When a person is very agitated they are often put on a high dose of medication. As they get better over time a lower dose is needed to adjust to the new situation. Because of the risk of relapse (return of the previous symptoms of mental illness), the drugs should not be stopped suddenly. Similarly, people who are very sad and depressed and receive drugs to treat their problems should not suddenly stop their treatment when they start to feel better. Instead the drugs should be reduced gradually and then stopped, always in consultation with the doctor, to avoid relapse.

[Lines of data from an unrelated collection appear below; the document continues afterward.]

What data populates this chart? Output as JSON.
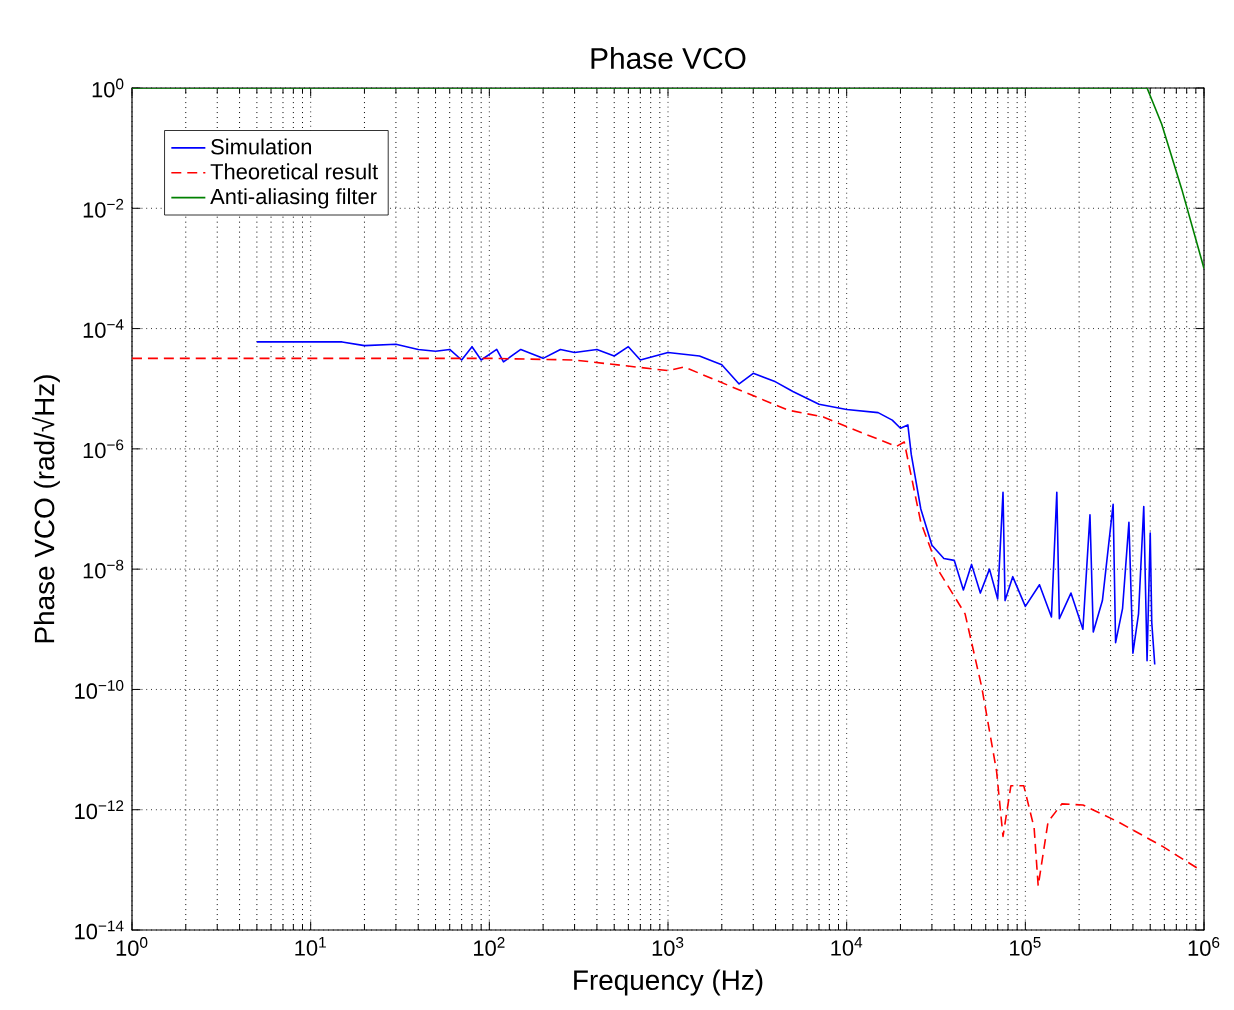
{
  "chart_data": {
    "type": "line",
    "title": "Phase VCO",
    "xlabel": "Frequency (Hz)",
    "ylabel": "Phase VCO (rad/√Hz)",
    "log": "xy",
    "grid": true,
    "legend": "top left",
    "xlim": [
      1,
      1000000
    ],
    "ylim": [
      1e-14,
      1
    ],
    "xticks": [
      {
        "value": 1,
        "label": "10$^{0}$"
      },
      {
        "value": 10,
        "label": "10$^{1}$"
      },
      {
        "value": 100,
        "label": "10$^{2}$"
      },
      {
        "value": 1000,
        "label": "10$^{3}$"
      },
      {
        "value": 10000,
        "label": "10$^{4}$"
      },
      {
        "value": 100000,
        "label": "10$^{5}$"
      },
      {
        "value": 1000000,
        "label": "10$^{6}$"
      }
    ],
    "yticks": [
      {
        "value": 1e-14,
        "label": "10$^{−14}$"
      },
      {
        "value": 1e-12,
        "label": "10$^{−12}$"
      },
      {
        "value": 1e-10,
        "label": "10$^{−10}$"
      },
      {
        "value": 1e-08,
        "label": "10$^{−8}$"
      },
      {
        "value": 1e-06,
        "label": "10$^{−6}$"
      },
      {
        "value": 0.0001,
        "label": "10$^{−4}$"
      },
      {
        "value": 0.01,
        "label": "10$^{−2}$"
      },
      {
        "value": 1,
        "label": "10$^{0}$"
      }
    ],
    "series": [
      {
        "name": "Simulation",
        "color": "#0000ff",
        "line_style": "solid",
        "x": [
          5,
          10,
          15,
          20,
          30,
          40,
          50,
          60,
          70,
          80,
          90,
          110,
          120,
          150,
          200,
          250,
          300,
          400,
          500,
          600,
          700,
          1000,
          1500,
          2000,
          2500,
          3000,
          4000,
          5000,
          7000,
          10000,
          15000,
          18000,
          20000,
          22000,
          23000,
          26000,
          30000,
          35000,
          40000,
          45000,
          50000,
          56000,
          63000,
          70000,
          75000,
          77000,
          85000,
          100000,
          120000,
          140000,
          150000,
          155000,
          180000,
          210000,
          230000,
          240000,
          270000,
          310000,
          320000,
          350000,
          380000,
          400000,
          430000,
          460000,
          480000,
          500000,
          510000,
          530000
        ],
        "values": [
          6e-05,
          6e-05,
          6e-05,
          5.2e-05,
          5.5e-05,
          4.5e-05,
          4.2e-05,
          4.5e-05,
          3e-05,
          5e-05,
          3e-05,
          4.5e-05,
          2.8e-05,
          4.5e-05,
          3.2e-05,
          4.5e-05,
          4e-05,
          4.5e-05,
          3.5e-05,
          5e-05,
          3e-05,
          4e-05,
          3.5e-05,
          2.5e-05,
          1.2e-05,
          1.8e-05,
          1.3e-05,
          9e-06,
          5.5e-06,
          4.5e-06,
          4e-06,
          3e-06,
          2.2e-06,
          2.5e-06,
          8e-07,
          1e-07,
          2.5e-08,
          1.5e-08,
          1.4e-08,
          4.5e-09,
          1.2e-08,
          4e-09,
          1e-08,
          3.2e-09,
          1.9e-07,
          3e-09,
          7.5e-09,
          2.4e-09,
          5.5e-09,
          1.6e-09,
          1.9e-07,
          1.5e-09,
          4e-09,
          1e-09,
          8e-08,
          9e-10,
          3e-09,
          1.2e-07,
          6e-10,
          2.2e-09,
          6e-08,
          4e-10,
          1.8e-09,
          1.1e-07,
          3e-10,
          4e-08,
          1.3e-09,
          2.6e-10
        ]
      },
      {
        "name": "Theoretical result",
        "color": "#ff0000",
        "line_style": "dashed",
        "x": [
          1,
          100,
          300,
          1000,
          1230,
          4700,
          7400,
          10500,
          19000,
          21000,
          26000,
          33000,
          46000,
          57000,
          69000,
          75000,
          83000,
          98000,
          112000,
          118000,
          134000,
          160000,
          210000,
          330000,
          580000,
          950000
        ],
        "values": [
          3.2e-05,
          3.2e-05,
          3e-05,
          2e-05,
          2.3e-05,
          4.4e-06,
          3.4e-06,
          2.2e-06,
          1.1e-06,
          1.3e-06,
          6e-08,
          9e-09,
          1.8e-09,
          1.1e-10,
          4.4e-12,
          3.6e-13,
          2.5e-12,
          2.5e-12,
          5e-13,
          5.4e-14,
          6.3e-13,
          1.25e-12,
          1.2e-12,
          6.3e-13,
          2.5e-13,
          1e-13
        ]
      },
      {
        "name": "Anti-aliasing filter",
        "color": "#008000",
        "line_style": "solid",
        "x": [
          1,
          480000,
          580000,
          750000,
          1000000
        ],
        "values": [
          1,
          1,
          0.25,
          0.021,
          0.001
        ]
      }
    ]
  }
}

Making sure your client takes their medication

For a very ill or unmanageable person, one member of the household should be made responsible to make sure that the patient takes their medication. A neighbour or any other individual in the village who is close to the patient could also be given this responsibility. If the family is taking less interest in treating the person with mental illness, or if the family mainly has faith in traditional cultural methods of treatments talk to them repeatedly to convince them to (also) accept modern treatments for the patient. Geographical distance, financial difficulties and absence of a family member to accompany the patient to the health centre can also be reasons for not starting or continuing medication. You can solve these problems by mobilising other help, such as another person from the same village. In some cases, you could collect the drugs from the doctor yourself and deliver them to your client directly.

A person with mental health problems who shows improvement over time is the best example for others. Use these examples to demonstrate the value of modern treatment to other people with mental health problems and to the people in your community in general.